Initial Treatment for Pediatric Systemic Lupus Erythematosus (SLE)
The initial treatment for pediatric SLE should include hydroxychloroquine as the cornerstone therapy for all patients, combined with glucocorticoids and additional immunosuppressive agents based on disease severity and organ involvement. 1
First-Line Medications for All Pediatric SLE Patients
- Hydroxychloroquine is recommended for all pediatric SLE patients regardless of disease severity or organ involvement, at a dose not exceeding 5 mg/kg real body weight 1
- Hydroxychloroquine improves outcomes by reducing renal flares and limiting accrual of renal and cardiovascular damage 1, 2
- Regular ophthalmological screening should be performed at baseline, after 5 years, and yearly thereafter to monitor for retinal toxicity 1
Treatment Based on Disease Severity
Mild Disease
- For mild disease manifestations, hydroxychloroquine alone may be sufficient, with low-dose glucocorticoids (prednisone <7.5 mg/day) added for symptom control 1
Moderate to Severe Disease
- For moderate to severe disease, add glucocorticoids at doses dependent on disease severity 3
- Initial treatment may include three consecutive pulses of intravenous methylprednisolone (500-750 mg/day for 1-3 days), followed by oral prednisone 0.5 mg/kg/day for up to 4 weeks 3
- Taper prednisone to ≤7.5 mg/day by 3-6 months to minimize long-term toxicity 3, 4
Organ-Threatening Disease (Lupus Nephritis)

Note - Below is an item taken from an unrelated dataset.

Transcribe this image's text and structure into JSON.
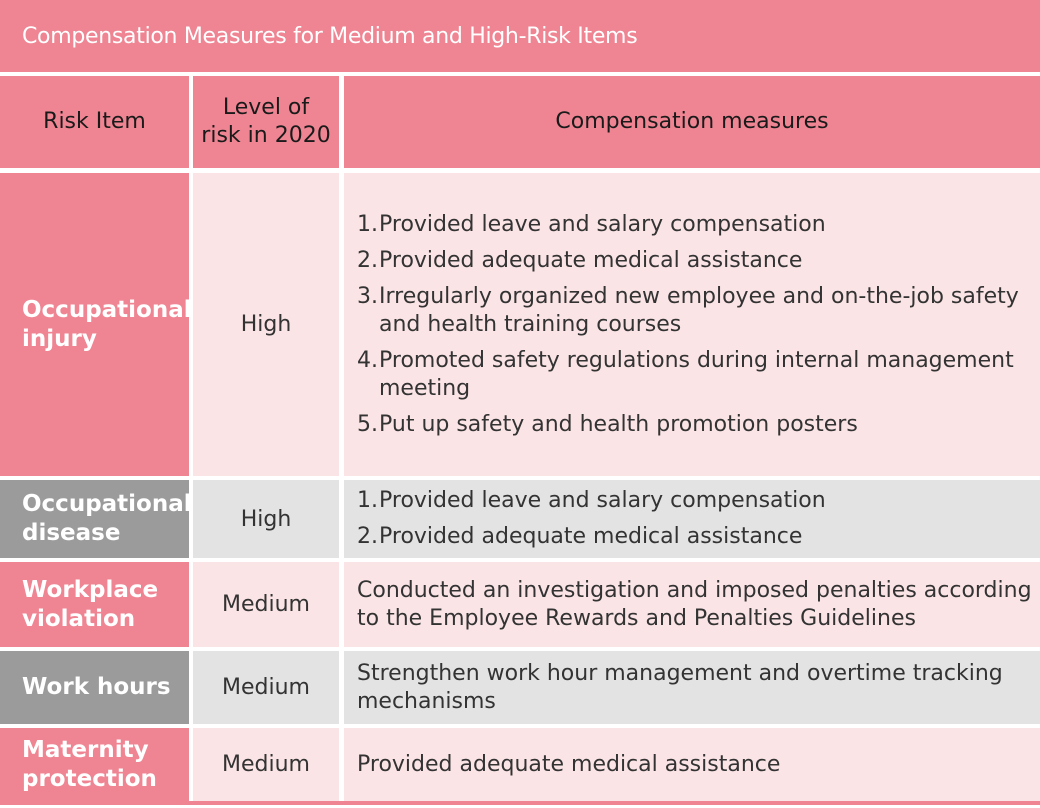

- For lupus nephritis (occurring in approximately 40% of pediatric SLE patients), add immunosuppressive agents to glucocorticoids 3, 2
- For class III, IV, or V lupus nephritis, use high-dose glucocorticoids (prednisone 1-2 mg/kg/day, maximum 60 mg/day) plus either mycophenolate mofetil (MMF) or cyclophosphamide (CYC) 3
- MMF is preferred over cyclophosphamide for pediatric patients due to better safety profile, particularly regarding gonadal toxicity 3, 5
- For maintenance therapy after induction, MMF or azathioprine (AZA) is recommended over cyclophosphamide 3
Adjunctive Therapies
- Angiotensin-converting enzyme (ACE) inhibitors or angiotensin receptor blockers are indicated for patients with proteinuria (UPCR >50 mg/mmol) or hypertension 3, 1
- Statins should be considered for persistent dyslipidemia (target LDL-cholesterol 2.58 mmol/liter) 3
- Immunizations with non-live vaccines should be administered according to age-appropriate schedules 3
- Consider calcium and vitamin D supplementation, especially with chronic glucocorticoid use 3
Treatment Goals and Monitoring
- Treatment should aim for complete remission or low disease activity in all organ systems 3
- For lupus nephritis, aim for at least partial remission (≥50% reduction in proteinuria to subnephrotic levels and serum creatinine within 10% from baseline) by 6-12 months 3
- Regular monitoring is essential, with visits scheduled every 2-4 weeks for the first 2-4 months after diagnosis or flare 1
- Assessment should include body weight, blood pressure, serum creatinine, eGFR, serum albumin, proteinuria, urinary sediment, complement levels, and anti-dsDNA antibody levels 3, 1
Refractory Disease Options
- For patients with inadequate response to standard therapy, consider belimumab as add-on treatment 1, 6
- In pediatric patients with SLE, belimumab has shown efficacy in reducing disease activity and severe flares 6
- For organ-threatening disease refractory to standard immunosuppressives, rituximab may be considered 1
Important Considerations for Pediatric SLE
- Pediatric SLE often presents with more severe manifestations than adult-onset disease, with higher rates of lupus nephritis (43% vs 26.4%), hematological disorders, and mucocutaneous manifestations 7
- Medication adherence is critical to preventing disease flares, particularly with hydroxychloroquine 3, 1
- Cost and availability issues may favor azathioprine over mycophenolate mofetil in some regions 3
- Rare adverse reactions to specific glucocorticoid formulations may occur; alternative preparations can be used if necessary 8
By following this treatment algorithm, clinicians can optimize outcomes for pediatric SLE patients while minimizing treatment-related toxicity.